2020-12-21 Peer Programming Call
First we discussed deploying the Emissions Data Channel on Kubernetes and Amazon Web Services, based on work that Robin Klemens , Pavel Krovelets, and Michael Bauer have been doing. Please see video for the technical discussion. kamlesh nagware also shared this repository from Accenture for fabric deployment on Kubernetes used in production. There's also the Amazon EKS console documentation.
Then we discussed issues for going live with a deployment of the Utility Emissions Channel in the new year.
For emissions factors, we're going to use the European Energy Agency data in addition to the US EPA EGrid database. Although the European database is only at the country-level, because the countries themselves are smaller, it's probably comparable in granularity to the US database, which breaks down to the state- and ISO-level. We had also hoped to get data for India, but it seems that similar data just for utility emissions is not available.
Then we talked about where to store the emissions factors. Although OrbitDB is a promising decentralized database, it seemed it would take quite a bit of work to set up. Given that they're very far from a 1.0 release, we thought for now we would share an Amazon dynamodb instance among the nodes. However, I've left this JIRA task open for anyone who's interested in or familiar with OrbitDB.

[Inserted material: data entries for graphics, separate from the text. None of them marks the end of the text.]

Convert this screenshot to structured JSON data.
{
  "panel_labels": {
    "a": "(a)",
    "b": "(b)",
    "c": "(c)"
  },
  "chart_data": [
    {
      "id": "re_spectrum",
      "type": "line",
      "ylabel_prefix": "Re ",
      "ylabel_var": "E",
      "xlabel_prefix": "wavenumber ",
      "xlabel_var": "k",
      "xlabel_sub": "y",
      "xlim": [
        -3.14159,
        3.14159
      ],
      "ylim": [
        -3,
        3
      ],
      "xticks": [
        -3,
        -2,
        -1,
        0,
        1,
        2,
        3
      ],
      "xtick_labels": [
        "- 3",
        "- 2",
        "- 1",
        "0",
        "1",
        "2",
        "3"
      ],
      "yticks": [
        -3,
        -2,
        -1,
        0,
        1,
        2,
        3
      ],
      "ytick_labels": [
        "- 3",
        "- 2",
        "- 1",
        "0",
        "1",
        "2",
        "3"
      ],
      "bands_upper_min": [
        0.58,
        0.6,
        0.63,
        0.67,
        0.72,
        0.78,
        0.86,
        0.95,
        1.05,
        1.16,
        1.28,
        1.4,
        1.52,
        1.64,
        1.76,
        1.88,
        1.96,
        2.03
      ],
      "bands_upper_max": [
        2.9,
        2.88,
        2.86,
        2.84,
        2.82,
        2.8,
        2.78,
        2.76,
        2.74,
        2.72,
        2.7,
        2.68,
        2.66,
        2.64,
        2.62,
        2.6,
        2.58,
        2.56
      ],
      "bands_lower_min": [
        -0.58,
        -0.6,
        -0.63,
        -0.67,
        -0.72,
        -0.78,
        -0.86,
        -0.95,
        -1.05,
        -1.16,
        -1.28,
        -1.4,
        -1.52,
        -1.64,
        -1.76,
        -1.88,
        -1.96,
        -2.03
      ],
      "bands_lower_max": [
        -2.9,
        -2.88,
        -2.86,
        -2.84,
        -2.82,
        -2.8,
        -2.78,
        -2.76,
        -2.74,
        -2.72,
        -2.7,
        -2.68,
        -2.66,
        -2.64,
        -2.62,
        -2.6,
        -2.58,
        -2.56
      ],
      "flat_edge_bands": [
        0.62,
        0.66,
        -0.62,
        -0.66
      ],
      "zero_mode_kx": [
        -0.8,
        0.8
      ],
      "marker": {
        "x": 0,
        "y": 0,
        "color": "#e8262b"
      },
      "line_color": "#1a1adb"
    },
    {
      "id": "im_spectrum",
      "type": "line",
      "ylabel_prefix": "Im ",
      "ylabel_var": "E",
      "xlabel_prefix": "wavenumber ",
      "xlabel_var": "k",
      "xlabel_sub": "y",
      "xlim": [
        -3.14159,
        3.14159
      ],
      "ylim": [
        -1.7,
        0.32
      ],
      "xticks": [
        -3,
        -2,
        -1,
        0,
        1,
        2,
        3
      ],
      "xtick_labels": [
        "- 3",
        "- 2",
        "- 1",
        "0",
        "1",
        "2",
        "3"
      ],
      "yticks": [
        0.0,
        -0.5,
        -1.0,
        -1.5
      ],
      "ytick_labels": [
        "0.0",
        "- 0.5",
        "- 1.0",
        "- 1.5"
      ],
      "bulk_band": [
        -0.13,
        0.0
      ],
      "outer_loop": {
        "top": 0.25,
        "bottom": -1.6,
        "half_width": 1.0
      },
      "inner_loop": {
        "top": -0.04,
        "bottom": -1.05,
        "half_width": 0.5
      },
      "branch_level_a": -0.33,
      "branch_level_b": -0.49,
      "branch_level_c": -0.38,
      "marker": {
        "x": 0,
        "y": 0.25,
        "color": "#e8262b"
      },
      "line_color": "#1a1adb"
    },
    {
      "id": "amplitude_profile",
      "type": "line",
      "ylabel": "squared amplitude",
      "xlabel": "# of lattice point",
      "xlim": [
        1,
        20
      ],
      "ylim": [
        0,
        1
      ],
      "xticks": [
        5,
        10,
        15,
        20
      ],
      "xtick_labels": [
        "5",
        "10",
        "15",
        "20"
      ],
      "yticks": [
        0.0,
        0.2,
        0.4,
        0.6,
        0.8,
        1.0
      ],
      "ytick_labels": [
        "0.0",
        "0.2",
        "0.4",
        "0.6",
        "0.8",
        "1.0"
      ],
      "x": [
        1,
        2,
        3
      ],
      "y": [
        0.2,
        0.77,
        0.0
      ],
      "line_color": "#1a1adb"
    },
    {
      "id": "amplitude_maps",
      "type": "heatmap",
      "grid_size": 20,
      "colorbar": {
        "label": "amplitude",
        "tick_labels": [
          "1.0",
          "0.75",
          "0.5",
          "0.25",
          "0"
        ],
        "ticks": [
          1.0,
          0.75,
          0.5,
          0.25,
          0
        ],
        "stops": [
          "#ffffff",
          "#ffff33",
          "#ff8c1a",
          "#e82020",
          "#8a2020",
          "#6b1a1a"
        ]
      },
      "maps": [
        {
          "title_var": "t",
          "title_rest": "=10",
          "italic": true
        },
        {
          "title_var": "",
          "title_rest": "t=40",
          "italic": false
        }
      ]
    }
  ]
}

Finally we talked about where to store the documents, such as utility bills, proving the utility data on the ledger is correct. We considered these approaches:
- Each node stores just a hash of the document on the ledger and then the document wherever it chooses – ie local serverless or cloud s3 of its own set up. The node could be requested to present a document, which could be checked against the hash. However, the node could lose the document.
- All documents are stored on a centralized S3 repository, shared by all the nodes.
- All documents are encrypted and stored on IPFS and available to all nodes.
- Using a private data collection in Fabric.
The problem is that GDPR requires that the documents should be deletable, and no identifiable information should be stored. This seems to rule out IPFS as it is a permanent archive. Storing the document in some way on a centralized S3 repository or in some way across the ledger also presents problems with GDPR compliance: Some of the parties may not be subject to GDPR and therefore not necessarily responsive to GDPR requests to delete data. Furthermore, there may be data regulations in other countries, and it would become very complicated if all nodes had to adhere to all the other nodes' regulations. Therefore, we decided the cleanest way for now is to store only the hash on the ledger and let each node store the documents according to its regulations.
Vatsal then shared an interesting project called Blockstack and XODrive, which is a way to store data locally but share them across a network. I've created a JIRA task to research this solution.
Related to this is the question: Are utility account numbers "identifiable information"? It seems the answer is "NO" since you cannot get additional information from someone with just their account number.